Inside the Add method in the C# version, there is no information about the binding that you used to invoke it. The Add method isn't able to declare that it mutates its data so there is no way for the C# compiler to prevent you passing a reference to a readonly binding. The readonly keyword prevents you overwriting the list binding with a completely new List, but it doesn't prevent you changing data inside the one you have. C# prevents you from changing the value of a readonly binding, but the value in this case is a pointer to your data, not the data itself.
In Rust, if a method needs to mutate the underlying data, it must declare its first argument to be self or &mut self.
In the case of self, then the data is moved into the method, and you can no longer use the original binding. It doesn't matter if the method changes the data because the caller can't use that binding any more.

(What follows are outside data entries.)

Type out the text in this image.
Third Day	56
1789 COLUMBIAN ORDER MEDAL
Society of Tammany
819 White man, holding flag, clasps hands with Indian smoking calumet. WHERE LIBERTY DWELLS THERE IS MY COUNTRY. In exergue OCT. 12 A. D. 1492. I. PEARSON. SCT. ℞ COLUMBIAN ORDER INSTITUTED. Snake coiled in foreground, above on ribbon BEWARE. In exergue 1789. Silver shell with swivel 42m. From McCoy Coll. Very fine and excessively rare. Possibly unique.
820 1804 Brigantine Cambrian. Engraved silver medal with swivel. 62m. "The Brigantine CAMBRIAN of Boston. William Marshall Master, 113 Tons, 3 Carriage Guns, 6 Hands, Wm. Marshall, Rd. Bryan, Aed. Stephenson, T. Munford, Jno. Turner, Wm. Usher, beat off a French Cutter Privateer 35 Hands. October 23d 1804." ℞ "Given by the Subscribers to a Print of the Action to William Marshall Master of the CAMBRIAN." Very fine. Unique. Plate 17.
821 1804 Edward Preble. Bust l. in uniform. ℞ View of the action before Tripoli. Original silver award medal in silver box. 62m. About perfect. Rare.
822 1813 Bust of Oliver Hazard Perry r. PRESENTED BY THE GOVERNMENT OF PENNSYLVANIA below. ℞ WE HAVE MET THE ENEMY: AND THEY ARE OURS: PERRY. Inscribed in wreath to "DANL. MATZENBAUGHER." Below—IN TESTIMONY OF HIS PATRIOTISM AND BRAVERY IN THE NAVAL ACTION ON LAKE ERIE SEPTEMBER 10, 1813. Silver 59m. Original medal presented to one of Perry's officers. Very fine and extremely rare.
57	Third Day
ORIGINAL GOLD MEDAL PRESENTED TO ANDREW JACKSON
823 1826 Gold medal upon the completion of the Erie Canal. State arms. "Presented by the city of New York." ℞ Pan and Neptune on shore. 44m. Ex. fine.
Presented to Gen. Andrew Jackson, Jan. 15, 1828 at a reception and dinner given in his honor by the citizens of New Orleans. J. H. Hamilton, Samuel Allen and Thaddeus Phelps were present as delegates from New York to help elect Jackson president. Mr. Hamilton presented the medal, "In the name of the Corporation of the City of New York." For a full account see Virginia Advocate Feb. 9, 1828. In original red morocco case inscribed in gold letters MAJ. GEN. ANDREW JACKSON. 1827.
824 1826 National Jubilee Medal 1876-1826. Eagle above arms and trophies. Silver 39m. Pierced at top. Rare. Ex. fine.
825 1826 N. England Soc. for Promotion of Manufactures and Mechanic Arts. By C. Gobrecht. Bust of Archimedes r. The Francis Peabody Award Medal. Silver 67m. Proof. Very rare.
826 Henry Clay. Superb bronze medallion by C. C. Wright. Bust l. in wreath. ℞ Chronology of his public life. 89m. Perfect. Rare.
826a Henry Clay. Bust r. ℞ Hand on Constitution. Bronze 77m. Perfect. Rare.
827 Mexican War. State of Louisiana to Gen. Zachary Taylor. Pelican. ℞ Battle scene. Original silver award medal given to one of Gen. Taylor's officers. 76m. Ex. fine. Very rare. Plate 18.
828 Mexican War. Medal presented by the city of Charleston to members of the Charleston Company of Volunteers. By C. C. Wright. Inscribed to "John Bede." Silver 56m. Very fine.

In the case of a mutable reference, &mut self, Rust will only let you create it if the original binding is also mutable. If the original binding is immutable then this will produce a compile error. It is impossible to call v.push if v is immutable, because push expects &mut self.
This can be restrictive, so Rust provides tools that let you fine-tune this behaviour to encode exactly the safety guarantees that you need. If you want to get something close to the C# behaviour, you can use a RefCell wrapper (or one of the several other wrapper types). A RefCell<Vec<T>> doesn't itself have to be mutable for functions to be able to unwrap it and modify the Vec inside.